Hi Phil,if still unresolved please ring Martin on07791205481.Regards Peter.


----------



## worzel (Apr 12, 2007)

Hi phil,
I have a Bessacarr 760e and I think i know your problem. Give me a Ring on and i will talk you though the way to sort it. If you can befor 10.30pm.

Mike.


----------



## Sargent (Feb 1, 2008)

Hi Phil i posted a responce on your other thread. please call the tech support people tomorrow (01482 881655)

Regards

Ian Sargent


----------



## Sargent (Feb 1, 2008)

Morning Phil, i have looked at the circuit that supplies the fridge electronics etc and on the Sundance & Bessacarr E495 there is a 5A fuse located behind the main control panel, this may have blown?

To remove the control panel pull down gently on the front facia and then apply a small amount of force to pull it towards yourself, this will come off with not too much force? This will reveal two screws that secure the panel back to the woodwork, remove these. The control panel can then be lifted out, until the cables restrain it. 

Located 200mm back from the control panel is the fuse. 

I think it may be worth trying a new fuse but it does beg the question what caused the fuse to blow? it could be that it was one of those things or a lamp failure or other i would suggest that you keep an eye on it, (metaphorically speaking)

If you have any questions then please do ring the Tech support number as previously given.

Regards

Ian Sargent


----------



## Zebedee (Oct 3, 2007)

*WORZEL please note*

Morning Worzel.

You have a PM.


----------



## SwiftGroup (Jun 27, 2007)

hi martin here from swift you still got a problem then please call on the number given by peter


----------



## hilldweller (Mar 8, 2008)

Sargent said:


> Located 200mm back from the control panel is the fuse.

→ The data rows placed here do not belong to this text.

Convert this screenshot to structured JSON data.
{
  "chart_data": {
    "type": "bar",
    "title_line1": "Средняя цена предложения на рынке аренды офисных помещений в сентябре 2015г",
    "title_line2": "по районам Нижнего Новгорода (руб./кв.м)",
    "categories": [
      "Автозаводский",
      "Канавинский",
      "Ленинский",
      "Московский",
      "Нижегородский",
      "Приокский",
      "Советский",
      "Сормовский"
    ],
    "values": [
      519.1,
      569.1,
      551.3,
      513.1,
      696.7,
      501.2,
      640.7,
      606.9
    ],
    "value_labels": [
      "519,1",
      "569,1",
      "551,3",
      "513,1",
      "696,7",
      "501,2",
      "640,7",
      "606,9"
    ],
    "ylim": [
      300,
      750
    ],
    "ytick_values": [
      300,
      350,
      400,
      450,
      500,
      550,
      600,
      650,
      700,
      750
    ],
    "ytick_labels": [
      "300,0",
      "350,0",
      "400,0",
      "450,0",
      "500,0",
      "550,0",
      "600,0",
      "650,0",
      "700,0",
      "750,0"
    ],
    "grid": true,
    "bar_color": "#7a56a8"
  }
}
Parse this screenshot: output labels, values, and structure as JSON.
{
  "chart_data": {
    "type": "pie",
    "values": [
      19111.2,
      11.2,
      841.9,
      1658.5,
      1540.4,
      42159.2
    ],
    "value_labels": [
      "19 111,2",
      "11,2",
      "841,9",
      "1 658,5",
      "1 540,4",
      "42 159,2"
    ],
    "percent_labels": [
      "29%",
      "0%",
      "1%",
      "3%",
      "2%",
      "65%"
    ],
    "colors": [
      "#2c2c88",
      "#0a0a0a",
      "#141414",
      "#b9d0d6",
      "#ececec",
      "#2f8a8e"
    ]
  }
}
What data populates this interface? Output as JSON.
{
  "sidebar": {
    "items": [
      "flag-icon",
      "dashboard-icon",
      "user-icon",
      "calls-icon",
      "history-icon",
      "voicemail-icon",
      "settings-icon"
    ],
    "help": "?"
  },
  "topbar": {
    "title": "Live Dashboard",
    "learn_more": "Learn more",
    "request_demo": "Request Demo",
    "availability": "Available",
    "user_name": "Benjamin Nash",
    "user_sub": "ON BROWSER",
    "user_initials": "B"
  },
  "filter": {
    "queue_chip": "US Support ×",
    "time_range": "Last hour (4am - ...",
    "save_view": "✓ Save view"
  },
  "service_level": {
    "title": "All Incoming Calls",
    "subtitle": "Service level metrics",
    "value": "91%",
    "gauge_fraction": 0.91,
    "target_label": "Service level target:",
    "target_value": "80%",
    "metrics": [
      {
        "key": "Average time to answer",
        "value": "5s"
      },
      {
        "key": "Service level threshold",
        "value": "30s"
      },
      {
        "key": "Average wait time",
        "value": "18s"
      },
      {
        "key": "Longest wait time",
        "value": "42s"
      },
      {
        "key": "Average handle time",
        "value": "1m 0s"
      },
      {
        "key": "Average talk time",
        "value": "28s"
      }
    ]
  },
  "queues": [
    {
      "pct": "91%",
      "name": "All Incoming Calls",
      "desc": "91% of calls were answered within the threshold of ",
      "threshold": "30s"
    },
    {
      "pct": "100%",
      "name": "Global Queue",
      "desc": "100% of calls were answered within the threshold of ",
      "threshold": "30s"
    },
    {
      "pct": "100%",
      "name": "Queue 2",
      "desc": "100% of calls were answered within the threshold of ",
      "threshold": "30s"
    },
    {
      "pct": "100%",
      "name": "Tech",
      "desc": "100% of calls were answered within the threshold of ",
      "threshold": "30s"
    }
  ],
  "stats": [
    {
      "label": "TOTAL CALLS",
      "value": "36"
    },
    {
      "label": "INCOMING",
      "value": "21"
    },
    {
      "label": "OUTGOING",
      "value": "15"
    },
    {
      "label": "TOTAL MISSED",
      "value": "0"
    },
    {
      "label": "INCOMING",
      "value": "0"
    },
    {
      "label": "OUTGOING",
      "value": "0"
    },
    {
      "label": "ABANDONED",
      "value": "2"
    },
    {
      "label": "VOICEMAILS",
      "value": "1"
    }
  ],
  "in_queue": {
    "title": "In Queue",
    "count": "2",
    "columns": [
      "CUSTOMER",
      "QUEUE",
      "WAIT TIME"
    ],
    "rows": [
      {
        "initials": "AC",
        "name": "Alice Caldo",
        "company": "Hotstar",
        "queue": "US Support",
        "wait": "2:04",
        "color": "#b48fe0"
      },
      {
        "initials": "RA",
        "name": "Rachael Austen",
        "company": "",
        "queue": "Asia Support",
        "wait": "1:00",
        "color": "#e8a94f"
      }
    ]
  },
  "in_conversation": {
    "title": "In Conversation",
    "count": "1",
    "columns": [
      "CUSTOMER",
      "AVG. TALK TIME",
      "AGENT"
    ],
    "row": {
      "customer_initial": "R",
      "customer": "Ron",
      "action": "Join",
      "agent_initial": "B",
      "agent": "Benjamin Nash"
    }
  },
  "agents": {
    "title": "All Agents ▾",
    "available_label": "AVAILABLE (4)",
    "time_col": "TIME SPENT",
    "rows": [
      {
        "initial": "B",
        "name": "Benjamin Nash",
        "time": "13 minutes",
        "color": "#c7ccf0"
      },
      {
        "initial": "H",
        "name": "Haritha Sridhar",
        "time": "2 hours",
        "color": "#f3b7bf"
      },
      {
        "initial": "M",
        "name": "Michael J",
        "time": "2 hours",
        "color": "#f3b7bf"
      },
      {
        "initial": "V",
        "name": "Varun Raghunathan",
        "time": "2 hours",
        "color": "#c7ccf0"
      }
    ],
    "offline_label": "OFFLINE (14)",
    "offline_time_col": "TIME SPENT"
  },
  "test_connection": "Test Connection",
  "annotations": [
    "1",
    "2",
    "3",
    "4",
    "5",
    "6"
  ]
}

What bright spark sited it there !

Mind you, I've had worse, on an Elektrobloc, a "fuse" etched into a PCB track. Two in fact but I managed to blow only one of them.


----------



## pfil32 (Jul 27, 2005)

Thanks everybody for your help. Apologies for not replying earlier but have found it hard to obtain internet access in the alps. Thank god for Macdonalds. Still have the problem but now I might be able to get it fixed using one of the suggestions on this site. Thank god for this website. 

Phil


----------



## TonyHunt (Oct 10, 2005)

Ive had that problem on my Bessacarr 745. Theyre all linked together on one fuse. I kept blowing mine when i had a too small inverter with too many things on. The fuse I changed was in my main fuse box in the wardrobe but yours might be different.


----------



## pfil32 (Jul 27, 2005)

Thanks for everyones help. I am back home now after a great holiday. The problem was the 5amp fuse behind the control panel as sargent discribed. Thanks for the info Sargent. Replaced the fuse and everything came back to life.

Phil


----------